Can Atheists Avoid a Cause of the Universe?

Post Author: Bill Pratt 

That is exactly what Sean Carroll attempted to do in his recent debate with William Lane Craig. Here is what Carroll said:

Why should we expect that there are causes or explanations or a reason why in the universe in which we live? It’s because the physical world inside of which we’re embedded has two important features.

There are unbreakable patterns, laws of physics — things don’t just happen, they obey the laws — and there is an arrow of time stretching from the past to the future. The entropy was lower in the past and increases towards the future. Therefore, when you find some event or state of affairs B today, we can very often trace it back in time to one or a couple of possible predecessor events that we therefore call the cause of that, which leads to B according to the laws of physics.

But crucially, both of these features of the universe that allow us to speak the language of causes and effects are completely absent when we talk about the universe as a whole.  We don’t think that our universe is part of a bigger ensemble that obeys laws.  Even if it’s part of the multiverse, the multiverse is not part of a bigger ensemble that obeys laws.  Therefore, nothing gives us the right to demand some kind of external cause.

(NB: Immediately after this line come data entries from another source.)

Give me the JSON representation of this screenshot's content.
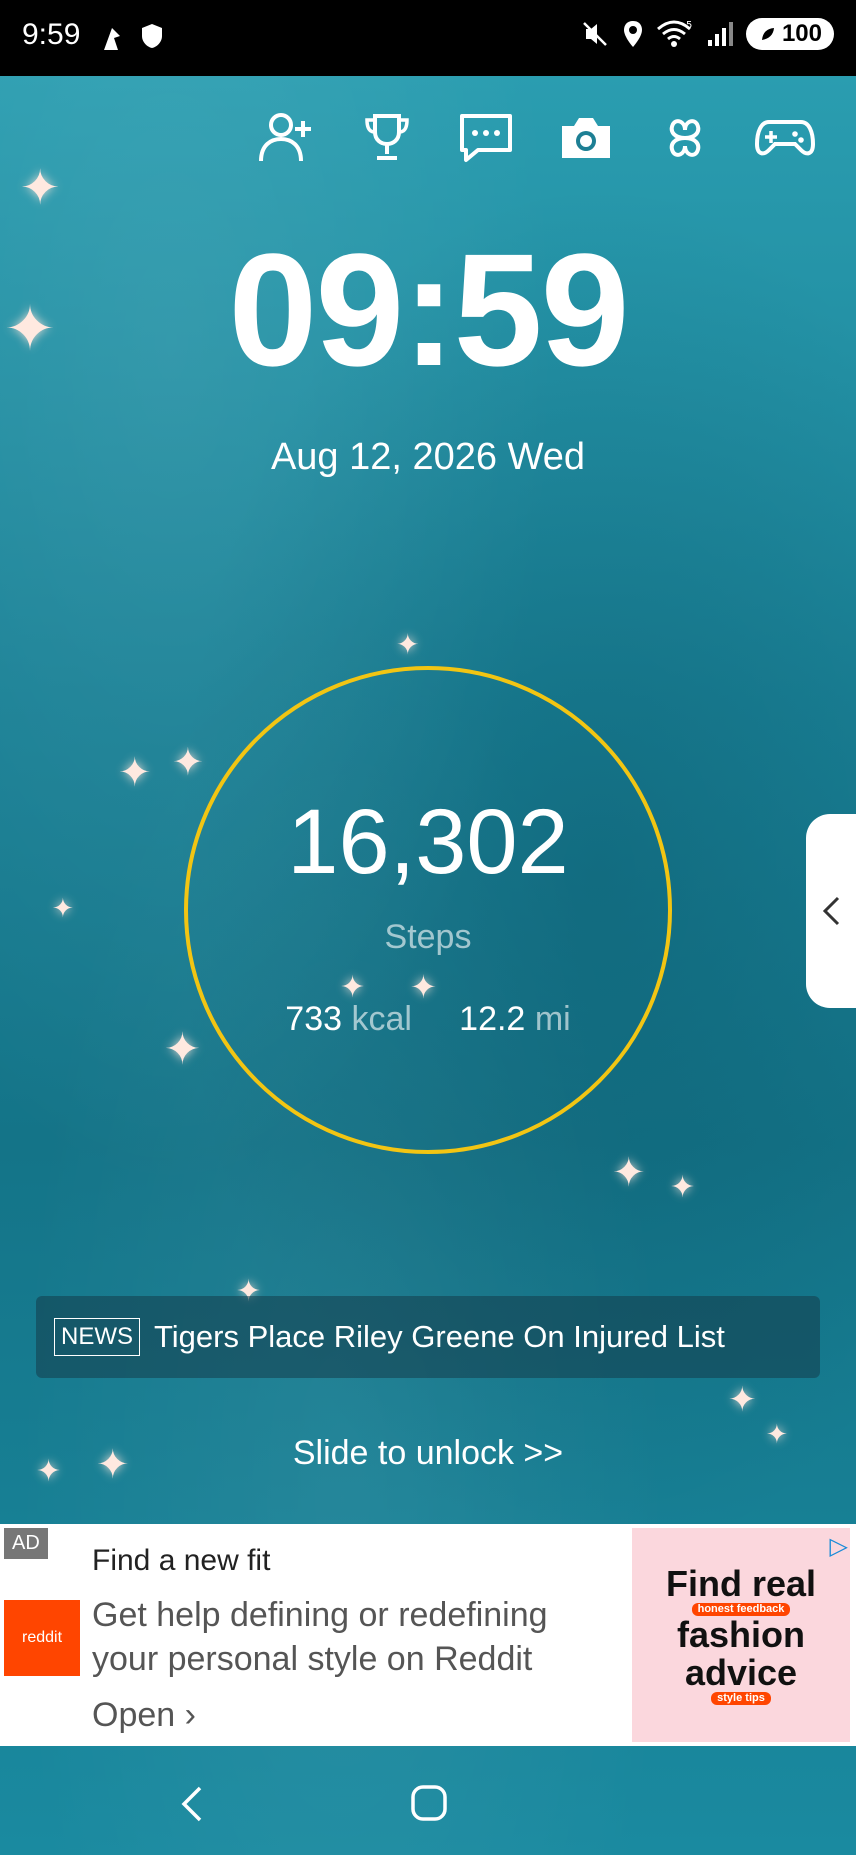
{
  "status_bar": {
    "time": "9:59",
    "battery": "100",
    "icons": [
      "upload-icon",
      "shield-icon",
      "mute-icon",
      "location-icon",
      "wifi-icon",
      "signal-icon"
    ]
  },
  "top_icons": [
    "add-friend-icon",
    "trophy-icon",
    "chat-icon",
    "camera-icon",
    "clover-icon",
    "gamepad-icon"
  ],
  "clock": {
    "time": "09:59",
    "date": "Aug 12, 2026 Wed"
  },
  "pedometer": {
    "steps": "16,302",
    "steps_label": "Steps",
    "kcal_value": "733",
    "kcal_unit": "kcal",
    "distance_value": "12.2",
    "distance_unit": "mi",
    "ring_color": "#f2c513"
  },
  "news": {
    "tag": "NEWS",
    "headline": "Tigers Place Riley Greene On Injured List"
  },
  "unlock": {
    "label": "Slide to unlock >>"
  },
  "ad": {
    "badge": "AD",
    "advertiser": "reddit",
    "title": "Find a new fit",
    "body": "Get help defining or redefining your personal style on Reddit",
    "cta": "Open",
    "image_line1": "Find real",
    "image_line2": "fashion",
    "image_line3": "advice",
    "image_pill1": "honest feedback",
    "image_pill2": "style tips",
    "brand_color": "#ff4500"
  }
}
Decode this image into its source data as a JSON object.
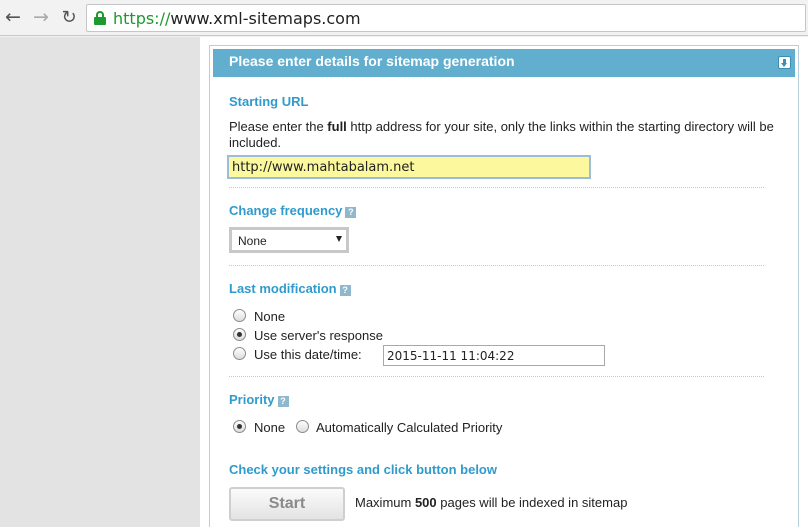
{
  "browser": {
    "back_icon": "arrow-left-icon",
    "forward_icon": "arrow-right-icon",
    "reload_icon": "reload-icon",
    "lock_icon": "lock-icon",
    "url_scheme": "https://",
    "url_rest": "www.xml-sitemaps.com"
  },
  "panel": {
    "title": "Please enter details for sitemap generation",
    "collapse_icon": "collapse-icon"
  },
  "starting_url": {
    "title": "Starting URL",
    "desc_before": "Please enter the ",
    "desc_bold": "full",
    "desc_after": " http address for your site, only the links within the starting directory will be included.",
    "value": "http://www.mahtabalam.net"
  },
  "change_frequency": {
    "title": "Change frequency",
    "help": "?",
    "selected": "None"
  },
  "last_modification": {
    "title": "Last modification",
    "help": "?",
    "options": [
      "None",
      "Use server's response",
      "Use this date/time:"
    ],
    "selected_index": 1,
    "datetime_value": "2015-11-11 11:04:22"
  },
  "priority": {
    "title": "Priority",
    "help": "?",
    "options": [
      "None",
      "Automatically Calculated Priority"
    ],
    "selected_index": 0
  },
  "submit": {
    "title": "Check your settings and click button below",
    "button_label": "Start",
    "info_before": "Maximum ",
    "info_bold": "500",
    "info_after": " pages will be indexed in sitemap"
  },
  "colors": {
    "accent": "#2f9bcc",
    "header_bg": "#62aece",
    "secure_green": "#1d9a2d",
    "input_highlight": "#fbf89e"
  }
}
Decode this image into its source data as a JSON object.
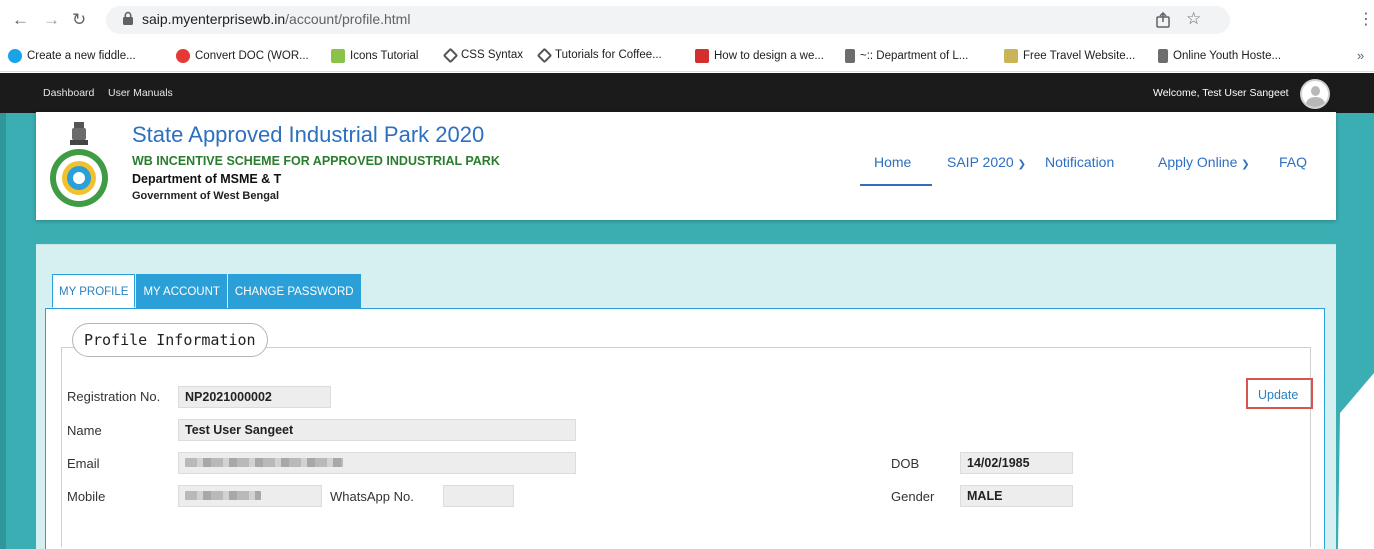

If Carroll’s argument works, then atheists have discovered a clever way to avoid any form of the cosmological argument for God’s existence. But does his argument really work? According to philosopher Ed Feser (in this blog post), it does not, at least not if Carroll is arguing against classical Christian theology.

Feser takes up Carroll’s argument:

Now in fact it is Carroll who has said absolutely nothing to establish his right to dismiss the demand for a cause as confidently as he does. For he has simply begged all the important questions and completely missed the point of the main traditional classical theistic arguments . . . .

One problem here is that, like so many physicists, Carroll has taken what is really just one species of causation (the sort which involves a causal relation between temporally separated events) and identified it with causation as such. But in fact, the Aristotelian argues, event causation is not only not the only kind of causation but is parasitic on substance causation.

Feser continues:

But put that aside, because the deeper problem is that Carroll supposes that causation is to be explained in terms of laws of nature, whereas the Aristotelian view is that this has things precisely backwards. Since a “law of nature” is just a shorthand description of the ways a thing will operate — that is to say, what sorts of effects it will tend to have — given its nature or substantial form, in fact the notion of “laws of nature” metaphysically presupposes causation.

So what does causation look like if it is not essentially about tracing a series of events backwards in time?

On the Aristotelian-Scholastic analysis, questions about causation are raised wherever we have potentialities that need actualization, or a thing’s being metaphysically composite and thus in need of a principle that accounts for the composition of its parts, or there being a distinction in a thing between its essence or nature on the one and its existence on the other, or a thing’s being contingent.

The universe, however physics and scientific cosmology end up describing it — even if it turned out to be a universe without a temporal beginning, even if it is a four-dimensional block universe, even if Hawking’s closed universe model turned out to be correct, even if we should really think in terms of a multiverse rather than a single universe — will, the Aristotelian argues, necessarily exhibit just these features (potentialities needing actualization, composition, contingency, etc.). And thus it will, as a matter of metaphysical necessity, require a cause outside it.

Thus the universe requires a cause outside it. As Feser explains, only that

which is pure actuality devoid of potentiality, only what is utterly simple or non-composite, only something whose essence or nature just is existence itself, only what is therefore in no way contingent but utterly necessary — only that, the classical theist maintains, could in principle be the ultimate terminus of explanation, whatever the specific scientific details turn out to be.

In the end, Carroll has simply not addressed the arguments from classical Christian theology and philosophy. He has not, therefore, successfully avoided the need for the universe to have a cause.